All of this comes as federal officials are pushing the nation’s Class 1 railroads such as Union Pacific to fix labor and embargo issues that are causing major supply chain snarls nationwide and thereby exacerbating inflation and worsening economic problems for millions of Americans.
It’s important to remember that the federal government OK’d the Union Pacific-Southern Pacific merger in 1996 amid its very clearly expressed reservations about the merger’s impact on competition. The feds did not allow UP to abandon the Tennessee Pass Line for that very reason.
Soloviev, meanwhile, is clearly playing a long game in Colorado, touting his agenda of freight competition, lower shipping costs, getting trucks off overburdened Colorado highways, reducing carbon emissions and bringing recreation path and passenger rail benefits along with his grain trains. While he’s earning splashier headlines in his native New York for a major Manhattan casino and museum project, his less-heralded addition of another Colorado railroad may wind up being a much more significant development in his bid to remake the nation’s grain shipping and rail system.
Editor’s note: This story has been updated with a photo of Soloviev from Tuesday atop La Veta Pass and the signing Tuesday by a U.S. Bankruptcy Court judge of an order approving the sale of the San Luis Rio Grande (SLRG) railroad to Soloviev for $10.7 million.
Editor’s note 2: This story was updated on Nov. 30 with the purchase price of $10.7 million (not $10.5 million) and the elevation of La Veta Pass as 9,242 feet (not 9,220). In addition, the following is the official press release from the Soloviev Group on Tuesday’s purchase approval:
Alamosa, CO, November 30, 2022 – A federal judge Tuesday approved the Soloviev Group’s purchase out of bankruptcy of the San Luis & Rio Grande Railroad pursuant to a November 17th auction.

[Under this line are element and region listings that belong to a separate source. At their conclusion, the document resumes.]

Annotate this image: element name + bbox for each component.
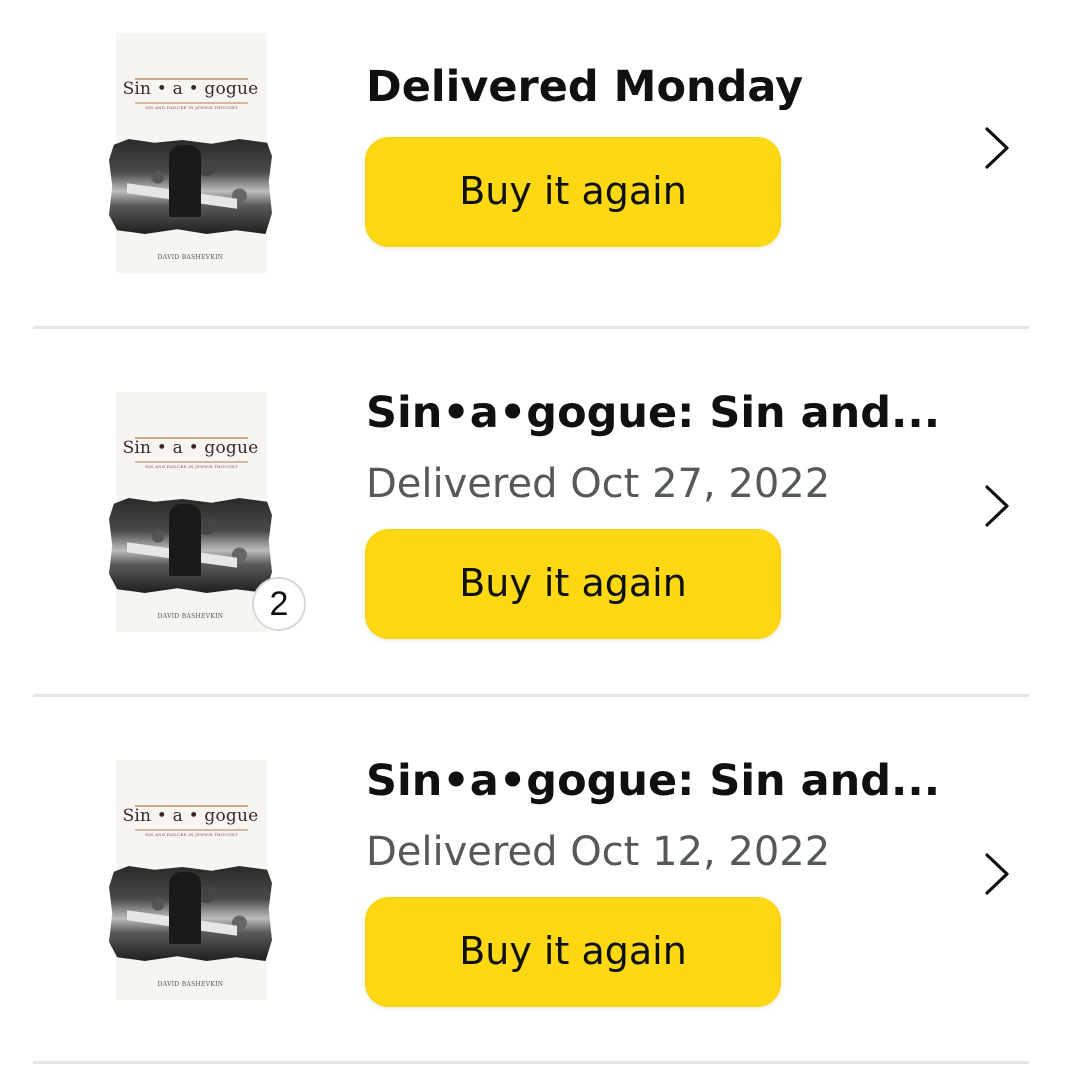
cover-author: DAVID BASHEVKIN <box>157 254 224 261</box>
buy-it-again-button[interactable]: Buy it again <box>365 529 781 639</box>
book-cover-image: Sin • a • gogue SIN AND FAILURE IN JEWIS… <box>109 760 272 1000</box>
order-row[interactable]: Sin • a • gogue SIN AND FAILURE IN JEWIS… <box>0 698 1071 1062</box>
divider <box>33 694 1029 697</box>
delivery-status: Delivered Oct 12, 2022 <box>366 829 831 875</box>
quantity-badge: 2 <box>252 577 306 631</box>
order-row[interactable]: Sin • a • gogue SIN AND FAILURE IN JEWIS… <box>0 330 1071 696</box>
product-title: Sin•a•gogue: Sin and... <box>366 388 941 438</box>
order-row[interactable]: Sin • a • gogue SIN AND FAILURE IN JEWIS… <box>0 0 1071 328</box>
delivery-status: Delivered Oct 27, 2022 <box>366 461 831 507</box>
cover-author: DAVID BASHEVKIN <box>157 981 224 988</box>
divider <box>33 1061 1029 1064</box>
cover-subtitle: SIN AND FAILURE IN JEWISH THOUGHT <box>145 464 238 469</box>
cover-title: Sin • a • gogue <box>122 438 259 458</box>
book-cover-image: Sin • a • gogue SIN AND FAILURE IN JEWIS… <box>109 33 272 273</box>
chevron-right-icon[interactable] <box>978 484 1012 528</box>
cover-title: Sin • a • gogue <box>122 806 259 826</box>
cover-author: DAVID BASHEVKIN <box>157 613 224 620</box>
buy-it-again-button[interactable]: Buy it again <box>365 137 781 247</box>
chevron-right-icon[interactable] <box>978 852 1012 896</box>
cover-subtitle: SIN AND FAILURE IN JEWISH THOUGHT <box>145 105 238 110</box>
order-title: Delivered Monday <box>366 62 804 112</box>
divider <box>33 326 1029 329</box>
cover-subtitle: SIN AND FAILURE IN JEWISH THOUGHT <box>145 832 238 837</box>
product-title: Sin•a•gogue: Sin and... <box>366 756 941 806</box>
cover-title: Sin • a • gogue <box>122 79 259 99</box>
buy-it-again-button[interactable]: Buy it again <box>365 897 781 1007</box>
chevron-right-icon[interactable] <box>978 126 1012 170</box>
book-cover-image: Sin • a • gogue SIN AND FAILURE IN JEWIS… <box>109 392 272 632</box>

The company’s winning bid of $10.7 million by the group through its subsidiary KCVN LLC was nearly double the opening auction bid.
The line is about 150 miles long, radiating in three directions from Alamosa, Colorado, with connection to larger railroads at Walsenburg, Colorado. Freight traffic includes grain, minerals, rock products, and farm produce.
Operating across the La Veta Pass at an elevation of 9242 feet, it is the highest railroad in the United States. The railroad first reached Alamosa as a narrow-gauge line built by the Denver & Rio Grande Railroad in 1878, and has been in continuous operation ever since.
“We look forward to working with shippers in the territory served by the line to meet their agricultural and other transport needs efficiently and cost-effectively. We are planning significant upgrades to the service so the line can operate at the highest possible level of efficiency,” said Stefan Soloviev, chairman of the Soloviev Group.
The Soloviev Group also owns and operates the Colorado Pacific Railroad, from a point east of Pueblo, Colorado, to the Kansas state line. Both railroads heavily serve agricultural interests.
The parent company is one of the largest landowners in America, owning or controlling more than a half million acres of farm and ranchland located primarily in Colorado, Kansas and New Mexico.
“The Soloviev Group looks forward to serving the needs of agricultural and other freight customers in the five-county area served by the San Luis & Rio Grande Railroad and will be involved and work with the local communities,” Soloviev said.